Ahead of next year's elections, Turkemenistan has altered its laws on presidential terms. The most significant change will allow the country's leader to serve indefinitely.
The bill lengthens the term of president from five years to seven and eliminates the 70-year age limit for candidates.
It was approved by the country's Council of Elders, unanimously passed by the parliament and quickly signed into law by President Gurbanguly Berdymukhamedov.
Presidential elections are scheduled for next year. After signing the document, Berdymukhamedov promised "alternatives" in presidential elections scheduled for next year that he is nonetheless expected to win by a landslide.
"Three political parties will participate in them, the Democratic party, Agrarian party and the Party of Industrialists and Entrepreneurs," said Berdymukhamedov at the special session attended by all three branches of the government.
Berdymukhamedov succeeded President Saparmurat Niyazov who served as Turkmenistan's president for 21 years until he died in office in 2006, at the age fo 66.
An isolated desert nation
The president added that the election would "demonstrate the political activity, and the maturity of our people, their will to determine the country's future."
The isolated desert nation in central Asia has never held elections that were deemed free and fair by international observers. It is widely considered to be one of the world's most tightly controlled countries.
Its primary source of revenue is exports of natural gas.

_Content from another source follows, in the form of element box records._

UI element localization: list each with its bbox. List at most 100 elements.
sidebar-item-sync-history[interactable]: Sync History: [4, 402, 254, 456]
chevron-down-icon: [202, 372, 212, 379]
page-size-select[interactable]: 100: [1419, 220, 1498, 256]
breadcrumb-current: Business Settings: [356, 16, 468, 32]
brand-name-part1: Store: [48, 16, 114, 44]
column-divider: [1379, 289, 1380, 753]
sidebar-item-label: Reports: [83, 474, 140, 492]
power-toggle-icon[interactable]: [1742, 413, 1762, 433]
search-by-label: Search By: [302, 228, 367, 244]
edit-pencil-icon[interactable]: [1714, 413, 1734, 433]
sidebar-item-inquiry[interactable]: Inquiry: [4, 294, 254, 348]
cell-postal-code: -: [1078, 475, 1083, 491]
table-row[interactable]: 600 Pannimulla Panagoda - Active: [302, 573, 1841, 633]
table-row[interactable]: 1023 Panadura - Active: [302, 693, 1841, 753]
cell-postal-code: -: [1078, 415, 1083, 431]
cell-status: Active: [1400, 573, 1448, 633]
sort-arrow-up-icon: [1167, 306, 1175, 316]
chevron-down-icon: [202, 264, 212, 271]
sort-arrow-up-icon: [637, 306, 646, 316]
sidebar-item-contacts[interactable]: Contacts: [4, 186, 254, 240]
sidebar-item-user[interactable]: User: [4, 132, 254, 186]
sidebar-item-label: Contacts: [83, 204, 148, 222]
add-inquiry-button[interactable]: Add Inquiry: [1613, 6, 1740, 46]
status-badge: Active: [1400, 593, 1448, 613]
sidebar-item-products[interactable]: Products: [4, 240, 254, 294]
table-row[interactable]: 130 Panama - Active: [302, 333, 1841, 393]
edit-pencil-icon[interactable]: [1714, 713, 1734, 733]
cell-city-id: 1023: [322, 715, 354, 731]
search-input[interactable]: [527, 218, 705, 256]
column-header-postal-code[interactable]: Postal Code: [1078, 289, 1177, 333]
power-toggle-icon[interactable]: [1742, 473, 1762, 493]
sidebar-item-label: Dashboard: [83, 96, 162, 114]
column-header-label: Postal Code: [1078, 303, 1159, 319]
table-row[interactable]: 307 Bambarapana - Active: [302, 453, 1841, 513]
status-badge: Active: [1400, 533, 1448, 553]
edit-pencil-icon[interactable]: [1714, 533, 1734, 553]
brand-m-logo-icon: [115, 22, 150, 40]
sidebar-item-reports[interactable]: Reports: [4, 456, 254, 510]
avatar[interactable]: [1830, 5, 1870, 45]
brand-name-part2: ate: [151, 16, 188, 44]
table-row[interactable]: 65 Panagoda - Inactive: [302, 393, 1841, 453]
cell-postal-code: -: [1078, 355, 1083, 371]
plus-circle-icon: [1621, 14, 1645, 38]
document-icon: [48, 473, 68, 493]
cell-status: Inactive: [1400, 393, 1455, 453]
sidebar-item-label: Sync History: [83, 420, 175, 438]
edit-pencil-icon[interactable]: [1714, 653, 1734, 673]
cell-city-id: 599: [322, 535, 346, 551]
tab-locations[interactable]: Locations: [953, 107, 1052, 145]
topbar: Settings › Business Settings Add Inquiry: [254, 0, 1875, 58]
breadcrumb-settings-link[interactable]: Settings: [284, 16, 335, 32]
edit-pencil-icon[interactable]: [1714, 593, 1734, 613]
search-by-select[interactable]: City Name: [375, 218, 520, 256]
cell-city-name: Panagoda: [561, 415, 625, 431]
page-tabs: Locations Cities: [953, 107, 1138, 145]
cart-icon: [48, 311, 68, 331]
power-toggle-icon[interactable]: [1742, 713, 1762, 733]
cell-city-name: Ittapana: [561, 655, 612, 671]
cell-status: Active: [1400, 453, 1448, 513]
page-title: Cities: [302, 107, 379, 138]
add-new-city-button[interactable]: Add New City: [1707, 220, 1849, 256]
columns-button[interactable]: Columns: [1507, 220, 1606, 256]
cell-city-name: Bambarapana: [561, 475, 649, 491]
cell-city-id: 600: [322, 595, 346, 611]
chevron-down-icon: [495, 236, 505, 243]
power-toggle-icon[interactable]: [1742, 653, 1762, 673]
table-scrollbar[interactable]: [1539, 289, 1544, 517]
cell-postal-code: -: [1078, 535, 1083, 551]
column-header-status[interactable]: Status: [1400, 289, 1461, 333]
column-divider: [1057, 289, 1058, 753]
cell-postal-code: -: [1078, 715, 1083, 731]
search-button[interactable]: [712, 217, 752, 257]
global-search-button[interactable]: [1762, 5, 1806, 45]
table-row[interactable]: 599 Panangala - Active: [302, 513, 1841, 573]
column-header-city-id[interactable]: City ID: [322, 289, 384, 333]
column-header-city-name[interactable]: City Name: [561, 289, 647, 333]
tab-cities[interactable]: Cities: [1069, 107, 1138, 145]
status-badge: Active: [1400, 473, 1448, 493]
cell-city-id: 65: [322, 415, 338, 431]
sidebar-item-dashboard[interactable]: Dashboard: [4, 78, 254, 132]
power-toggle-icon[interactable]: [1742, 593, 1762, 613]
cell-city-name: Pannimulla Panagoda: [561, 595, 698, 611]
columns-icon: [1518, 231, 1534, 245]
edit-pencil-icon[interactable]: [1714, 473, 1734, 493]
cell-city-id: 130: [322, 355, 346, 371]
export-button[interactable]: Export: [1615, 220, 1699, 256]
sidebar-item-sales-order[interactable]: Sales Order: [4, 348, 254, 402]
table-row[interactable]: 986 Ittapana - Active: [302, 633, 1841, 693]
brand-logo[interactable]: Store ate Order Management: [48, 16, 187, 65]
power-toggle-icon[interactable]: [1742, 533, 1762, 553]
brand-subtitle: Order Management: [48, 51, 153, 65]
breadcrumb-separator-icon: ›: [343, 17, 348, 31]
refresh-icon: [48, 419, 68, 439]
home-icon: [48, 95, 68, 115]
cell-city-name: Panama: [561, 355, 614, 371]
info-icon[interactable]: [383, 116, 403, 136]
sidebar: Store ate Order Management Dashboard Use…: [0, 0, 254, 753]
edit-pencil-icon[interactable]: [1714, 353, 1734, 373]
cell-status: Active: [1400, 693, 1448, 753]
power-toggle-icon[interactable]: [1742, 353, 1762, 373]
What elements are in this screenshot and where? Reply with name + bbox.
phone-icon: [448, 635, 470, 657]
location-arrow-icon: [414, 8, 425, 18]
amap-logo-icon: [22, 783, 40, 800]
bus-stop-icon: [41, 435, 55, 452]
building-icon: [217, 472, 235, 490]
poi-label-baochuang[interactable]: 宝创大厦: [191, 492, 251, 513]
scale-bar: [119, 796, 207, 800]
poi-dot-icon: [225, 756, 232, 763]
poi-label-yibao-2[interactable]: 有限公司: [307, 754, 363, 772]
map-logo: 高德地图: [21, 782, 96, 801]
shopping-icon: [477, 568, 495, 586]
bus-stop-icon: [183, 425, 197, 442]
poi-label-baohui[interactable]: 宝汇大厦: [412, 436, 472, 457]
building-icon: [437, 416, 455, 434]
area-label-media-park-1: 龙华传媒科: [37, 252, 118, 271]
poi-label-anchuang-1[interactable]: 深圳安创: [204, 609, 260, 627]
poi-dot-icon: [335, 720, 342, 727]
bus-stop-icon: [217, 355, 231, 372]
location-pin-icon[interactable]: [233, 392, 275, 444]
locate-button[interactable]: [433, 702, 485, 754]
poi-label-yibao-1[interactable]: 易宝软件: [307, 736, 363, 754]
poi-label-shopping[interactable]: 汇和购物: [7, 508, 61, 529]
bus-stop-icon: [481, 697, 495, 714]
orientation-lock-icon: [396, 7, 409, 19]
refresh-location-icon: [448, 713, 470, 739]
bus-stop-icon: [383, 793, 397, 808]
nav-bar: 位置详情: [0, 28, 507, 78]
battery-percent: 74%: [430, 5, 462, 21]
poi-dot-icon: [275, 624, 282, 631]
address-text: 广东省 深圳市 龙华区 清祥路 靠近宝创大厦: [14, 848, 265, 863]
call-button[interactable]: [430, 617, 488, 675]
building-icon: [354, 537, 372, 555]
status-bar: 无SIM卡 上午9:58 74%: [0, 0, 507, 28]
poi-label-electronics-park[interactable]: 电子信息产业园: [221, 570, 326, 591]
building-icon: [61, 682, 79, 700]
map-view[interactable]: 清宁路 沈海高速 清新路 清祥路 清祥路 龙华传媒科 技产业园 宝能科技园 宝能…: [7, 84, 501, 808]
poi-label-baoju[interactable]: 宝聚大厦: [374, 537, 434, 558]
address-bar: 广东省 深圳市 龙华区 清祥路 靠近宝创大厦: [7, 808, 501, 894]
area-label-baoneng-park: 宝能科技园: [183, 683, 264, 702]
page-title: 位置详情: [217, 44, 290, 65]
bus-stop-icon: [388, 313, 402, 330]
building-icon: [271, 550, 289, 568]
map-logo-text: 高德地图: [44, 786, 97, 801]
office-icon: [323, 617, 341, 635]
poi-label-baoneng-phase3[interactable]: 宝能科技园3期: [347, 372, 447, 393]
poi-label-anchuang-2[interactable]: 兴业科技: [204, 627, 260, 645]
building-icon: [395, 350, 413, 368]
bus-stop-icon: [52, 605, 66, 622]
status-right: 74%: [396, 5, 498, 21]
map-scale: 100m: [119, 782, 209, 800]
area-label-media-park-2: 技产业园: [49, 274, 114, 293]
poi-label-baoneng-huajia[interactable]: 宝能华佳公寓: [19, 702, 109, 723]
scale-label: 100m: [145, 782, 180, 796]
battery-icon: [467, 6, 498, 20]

The 59-year-old Berdymukhamedov - a dentist by trade - rose through the ranks of the government's health ministry. He succeeded his eccentric predecessor Saparmurat Niyazov in 2006 after Niyazov reportedly died of heart failure.
Both men are honored with golden statues in the capital, Ashgabat, a city famed for its vast array of white marble clad buildings.
Turkmenistan ranks 129th in the world in terms of life expectancy, at just 66. For men it is only 62.